Mundus Vult Decipi wrote:
Avocados Number wrote:I appreciate your point, but do you really believe that it's "unrealistic" or mere "fantasy" for a 25-year-old 1500-meter runner, having dropped over nine seconds from her PR at the age of 24, to believe that she may be able to drop another five or six seconds within the next three or four years? Does that really seem like an "impossible goal" to you?
Am I missing something here? I thought her goals were to break 4:00 and medal in the 1500 in 2012. Whether Erin can break 4:00 is arguable, whether she will medal in 2012 is not debatable. She will never medal in a major championship. I don't have a horse in this race (and certainly admired Donahue's college career) but she will lucky to make the US team in 2012 let alone medal in the Olympics.
From Nearman's article:
"Said Donohue: 'I expressed to Coach Cook my goals for the next four years [running under 4:00 in the 1,500 and being in contention for a medal for the 2012 Olympics] and my willingness to work harder to reach them. He told me that I'm not talented enough to run that fast and that he doesn't want to work toward goals [that] he believes are unattainable. He told me officially on Monday, Jan. 19, that he would not coach me anymore. And I agreed that he probably shouldn't be my coach if he thinks I can't get much better.'
"Cook, who has made friends and foes with his directness, countered: 'The fact [is] that Erin does not make it with Shannon. It is not Shannon's fault. [Shannon] is a really nice person. Erin needs to know she is only as good as she is. There will be not 4:00. That is a dream.'"

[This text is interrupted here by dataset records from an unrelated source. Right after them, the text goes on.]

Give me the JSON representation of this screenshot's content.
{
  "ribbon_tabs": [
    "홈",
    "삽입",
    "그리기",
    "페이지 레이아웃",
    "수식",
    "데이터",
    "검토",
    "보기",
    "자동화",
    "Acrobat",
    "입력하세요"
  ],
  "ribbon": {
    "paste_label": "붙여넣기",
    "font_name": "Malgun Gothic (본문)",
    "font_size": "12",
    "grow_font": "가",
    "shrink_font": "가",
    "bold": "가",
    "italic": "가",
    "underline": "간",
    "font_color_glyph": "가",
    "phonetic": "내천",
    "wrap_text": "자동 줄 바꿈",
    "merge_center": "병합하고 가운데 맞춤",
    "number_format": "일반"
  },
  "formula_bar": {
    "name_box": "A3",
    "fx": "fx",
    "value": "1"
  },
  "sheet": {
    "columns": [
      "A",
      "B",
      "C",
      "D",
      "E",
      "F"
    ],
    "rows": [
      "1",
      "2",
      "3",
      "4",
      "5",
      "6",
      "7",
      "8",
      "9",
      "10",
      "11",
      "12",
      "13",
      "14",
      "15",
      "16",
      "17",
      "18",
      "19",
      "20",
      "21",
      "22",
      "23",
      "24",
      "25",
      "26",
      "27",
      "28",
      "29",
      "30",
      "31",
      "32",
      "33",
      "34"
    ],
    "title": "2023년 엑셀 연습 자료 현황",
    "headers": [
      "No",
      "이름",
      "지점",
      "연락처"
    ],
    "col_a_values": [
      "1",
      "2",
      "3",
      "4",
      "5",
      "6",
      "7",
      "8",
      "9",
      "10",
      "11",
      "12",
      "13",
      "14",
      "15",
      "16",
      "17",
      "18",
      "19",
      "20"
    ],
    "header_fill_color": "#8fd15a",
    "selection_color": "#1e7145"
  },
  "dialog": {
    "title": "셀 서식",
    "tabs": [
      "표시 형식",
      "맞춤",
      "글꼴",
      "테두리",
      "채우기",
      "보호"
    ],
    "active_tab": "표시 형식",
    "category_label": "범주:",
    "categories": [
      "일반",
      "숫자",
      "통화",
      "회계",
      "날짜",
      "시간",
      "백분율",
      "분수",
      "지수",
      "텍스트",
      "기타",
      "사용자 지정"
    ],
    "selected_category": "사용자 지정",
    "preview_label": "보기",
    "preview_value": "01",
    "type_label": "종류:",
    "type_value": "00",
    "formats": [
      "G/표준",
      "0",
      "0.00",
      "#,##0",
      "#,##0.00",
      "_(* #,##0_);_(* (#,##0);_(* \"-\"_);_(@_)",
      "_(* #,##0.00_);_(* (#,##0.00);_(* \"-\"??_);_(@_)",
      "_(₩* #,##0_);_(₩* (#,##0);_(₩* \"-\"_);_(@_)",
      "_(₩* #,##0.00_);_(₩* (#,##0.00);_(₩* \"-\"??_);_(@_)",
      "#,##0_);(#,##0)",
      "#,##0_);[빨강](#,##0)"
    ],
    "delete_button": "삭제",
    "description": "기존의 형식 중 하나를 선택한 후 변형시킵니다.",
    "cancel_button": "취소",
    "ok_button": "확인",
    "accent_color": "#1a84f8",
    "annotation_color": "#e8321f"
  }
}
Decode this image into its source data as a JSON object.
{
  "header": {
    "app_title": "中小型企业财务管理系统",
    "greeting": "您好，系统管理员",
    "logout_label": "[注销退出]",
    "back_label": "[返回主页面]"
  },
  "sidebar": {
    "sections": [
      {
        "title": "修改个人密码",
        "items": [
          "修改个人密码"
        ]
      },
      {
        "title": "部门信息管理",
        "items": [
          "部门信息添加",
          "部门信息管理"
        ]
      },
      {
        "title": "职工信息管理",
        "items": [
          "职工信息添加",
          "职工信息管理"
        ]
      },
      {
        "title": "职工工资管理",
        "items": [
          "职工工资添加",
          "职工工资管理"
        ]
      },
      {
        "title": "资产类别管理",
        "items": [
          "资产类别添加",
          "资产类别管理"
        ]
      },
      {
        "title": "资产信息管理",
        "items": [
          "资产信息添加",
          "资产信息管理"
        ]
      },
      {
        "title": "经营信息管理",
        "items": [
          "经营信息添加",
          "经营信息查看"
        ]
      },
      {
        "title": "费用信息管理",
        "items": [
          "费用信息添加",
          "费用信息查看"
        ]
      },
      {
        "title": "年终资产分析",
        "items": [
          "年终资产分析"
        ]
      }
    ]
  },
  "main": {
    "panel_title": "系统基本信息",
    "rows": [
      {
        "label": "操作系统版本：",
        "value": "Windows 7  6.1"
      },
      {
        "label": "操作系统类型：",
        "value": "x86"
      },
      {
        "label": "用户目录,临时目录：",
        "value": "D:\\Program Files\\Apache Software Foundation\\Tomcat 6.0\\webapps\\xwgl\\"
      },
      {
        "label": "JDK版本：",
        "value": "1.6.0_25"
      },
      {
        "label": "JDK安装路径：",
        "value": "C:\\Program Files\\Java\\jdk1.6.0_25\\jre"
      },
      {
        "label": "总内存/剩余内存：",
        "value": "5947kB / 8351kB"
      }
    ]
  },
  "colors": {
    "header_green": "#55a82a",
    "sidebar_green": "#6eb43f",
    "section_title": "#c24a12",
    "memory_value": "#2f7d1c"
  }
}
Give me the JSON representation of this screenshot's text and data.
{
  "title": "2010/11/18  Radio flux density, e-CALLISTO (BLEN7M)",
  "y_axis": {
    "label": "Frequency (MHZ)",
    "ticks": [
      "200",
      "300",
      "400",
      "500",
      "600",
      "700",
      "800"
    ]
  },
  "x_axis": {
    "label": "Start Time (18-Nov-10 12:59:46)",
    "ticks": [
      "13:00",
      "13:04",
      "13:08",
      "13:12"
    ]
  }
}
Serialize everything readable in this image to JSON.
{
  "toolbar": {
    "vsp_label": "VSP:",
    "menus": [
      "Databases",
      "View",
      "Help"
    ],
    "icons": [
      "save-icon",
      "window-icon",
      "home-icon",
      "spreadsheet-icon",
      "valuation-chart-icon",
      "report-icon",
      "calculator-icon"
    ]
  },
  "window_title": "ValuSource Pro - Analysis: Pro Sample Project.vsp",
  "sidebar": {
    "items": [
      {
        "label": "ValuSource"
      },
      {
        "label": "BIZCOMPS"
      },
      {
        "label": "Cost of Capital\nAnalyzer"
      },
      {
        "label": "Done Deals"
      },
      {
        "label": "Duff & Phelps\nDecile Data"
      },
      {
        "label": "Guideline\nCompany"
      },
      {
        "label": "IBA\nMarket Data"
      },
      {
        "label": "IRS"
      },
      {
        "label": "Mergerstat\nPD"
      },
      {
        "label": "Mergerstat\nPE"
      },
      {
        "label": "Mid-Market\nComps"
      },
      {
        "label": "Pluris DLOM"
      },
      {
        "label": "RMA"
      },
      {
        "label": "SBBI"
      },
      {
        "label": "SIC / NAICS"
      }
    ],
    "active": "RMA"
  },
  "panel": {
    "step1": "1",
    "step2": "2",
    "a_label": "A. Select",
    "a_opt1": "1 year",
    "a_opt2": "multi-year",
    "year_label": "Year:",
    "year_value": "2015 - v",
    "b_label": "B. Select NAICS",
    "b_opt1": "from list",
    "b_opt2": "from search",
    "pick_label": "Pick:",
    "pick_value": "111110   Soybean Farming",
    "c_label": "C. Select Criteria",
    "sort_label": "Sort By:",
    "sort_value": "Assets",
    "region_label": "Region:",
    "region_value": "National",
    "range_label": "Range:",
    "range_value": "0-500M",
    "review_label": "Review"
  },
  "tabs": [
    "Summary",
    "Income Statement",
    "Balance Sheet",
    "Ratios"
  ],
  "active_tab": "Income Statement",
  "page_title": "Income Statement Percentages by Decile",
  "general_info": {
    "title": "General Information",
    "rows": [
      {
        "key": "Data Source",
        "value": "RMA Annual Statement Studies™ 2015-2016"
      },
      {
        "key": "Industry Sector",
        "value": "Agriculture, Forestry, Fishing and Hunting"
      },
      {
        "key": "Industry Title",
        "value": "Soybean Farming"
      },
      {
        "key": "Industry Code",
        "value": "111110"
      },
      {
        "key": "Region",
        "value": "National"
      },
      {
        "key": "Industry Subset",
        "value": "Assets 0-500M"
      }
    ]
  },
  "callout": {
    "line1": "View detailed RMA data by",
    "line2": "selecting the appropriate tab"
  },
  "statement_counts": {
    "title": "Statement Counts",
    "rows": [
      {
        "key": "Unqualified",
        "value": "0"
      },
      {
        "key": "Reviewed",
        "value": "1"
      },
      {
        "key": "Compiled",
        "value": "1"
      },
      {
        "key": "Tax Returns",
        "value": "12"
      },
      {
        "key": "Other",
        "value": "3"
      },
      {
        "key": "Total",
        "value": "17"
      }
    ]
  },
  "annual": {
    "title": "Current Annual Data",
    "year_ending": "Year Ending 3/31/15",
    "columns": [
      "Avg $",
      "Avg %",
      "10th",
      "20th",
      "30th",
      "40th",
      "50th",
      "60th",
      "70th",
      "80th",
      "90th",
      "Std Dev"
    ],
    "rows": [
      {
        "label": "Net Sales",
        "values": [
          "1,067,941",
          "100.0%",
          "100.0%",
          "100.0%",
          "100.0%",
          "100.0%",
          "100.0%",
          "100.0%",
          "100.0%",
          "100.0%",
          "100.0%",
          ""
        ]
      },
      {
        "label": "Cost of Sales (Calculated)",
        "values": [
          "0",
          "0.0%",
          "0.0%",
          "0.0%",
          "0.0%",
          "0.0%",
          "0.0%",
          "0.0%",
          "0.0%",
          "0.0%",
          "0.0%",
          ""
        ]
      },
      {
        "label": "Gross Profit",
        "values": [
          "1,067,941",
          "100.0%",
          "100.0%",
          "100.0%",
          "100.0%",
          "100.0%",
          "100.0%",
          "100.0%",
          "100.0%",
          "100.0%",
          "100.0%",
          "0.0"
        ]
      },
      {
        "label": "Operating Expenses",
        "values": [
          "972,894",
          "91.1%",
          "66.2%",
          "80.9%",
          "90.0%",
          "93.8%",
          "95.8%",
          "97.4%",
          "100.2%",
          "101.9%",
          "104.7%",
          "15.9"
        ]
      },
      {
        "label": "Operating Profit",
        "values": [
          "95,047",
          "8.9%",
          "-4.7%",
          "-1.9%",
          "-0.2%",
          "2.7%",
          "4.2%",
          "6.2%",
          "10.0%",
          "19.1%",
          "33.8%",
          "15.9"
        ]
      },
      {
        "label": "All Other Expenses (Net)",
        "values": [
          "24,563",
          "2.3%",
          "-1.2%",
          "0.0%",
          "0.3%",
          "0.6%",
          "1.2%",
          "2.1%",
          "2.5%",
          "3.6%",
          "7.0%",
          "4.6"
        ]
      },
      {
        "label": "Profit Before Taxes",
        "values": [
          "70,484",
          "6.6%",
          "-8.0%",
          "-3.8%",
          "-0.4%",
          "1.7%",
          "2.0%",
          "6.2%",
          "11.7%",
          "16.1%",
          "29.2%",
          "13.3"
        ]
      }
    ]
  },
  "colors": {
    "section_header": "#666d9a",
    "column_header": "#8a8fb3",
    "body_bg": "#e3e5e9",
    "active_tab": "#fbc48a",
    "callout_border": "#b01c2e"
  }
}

Her goals, then, are running under 4:00 and "being in contention for a medal." And Cook's response is that 4:00 is just a "dream" that will never happen. Maybe it won't happen, but I don't see how Cook can possibly know that. A few years ago, she was a fairly good and very talented middle-distance runner and javelin thrower. Now, she's a full-time runner who has already run 4:05 while still carrying close to 145 pounds on her javelin-throwing frame. I don't know what her chances are of running 4:00 sometime in the next four years, but I'd rate them higher than I would have rated, for example, Meb's chances of winning a silver medal at the 2004 Olympic Games.
I'm certainly not one of those starry-eyed individuals who claim that anything is possible if you only believe, but so much success in this sport is apparent only when you're looking in the rear-view mirror. I remember watching an awkward-looking runner from Providence College get outkicked by his teammate in a college cross-country meet one fall, and thinking that he was a tough little guy who tried hard but simply lacked talent. A few months later, that awkward-looking runner with no kick, John Treacy, won his first world cross-country championship. I remember watching a good-natured, stubby-legged little runner from Bowdoin College getting clobbered in a 10K road race by a speedier runner with real track credentials, and thinking that the little runner from Bowdoin was simply being left behind in the rapidly-improving sport of women's distance running. A few years later, the stubby-legged little runner from Bowdoin, Joan Benoit, won the Olympic marathon. I can think of so many similar examples. I'm confident that many of us on this website can remember coaches and others who told us that we would never be good enough to win a varsity letter, or qualify for the Olympic trials, or some other goal. They didn't know anything more than we did. They were just playing the odds.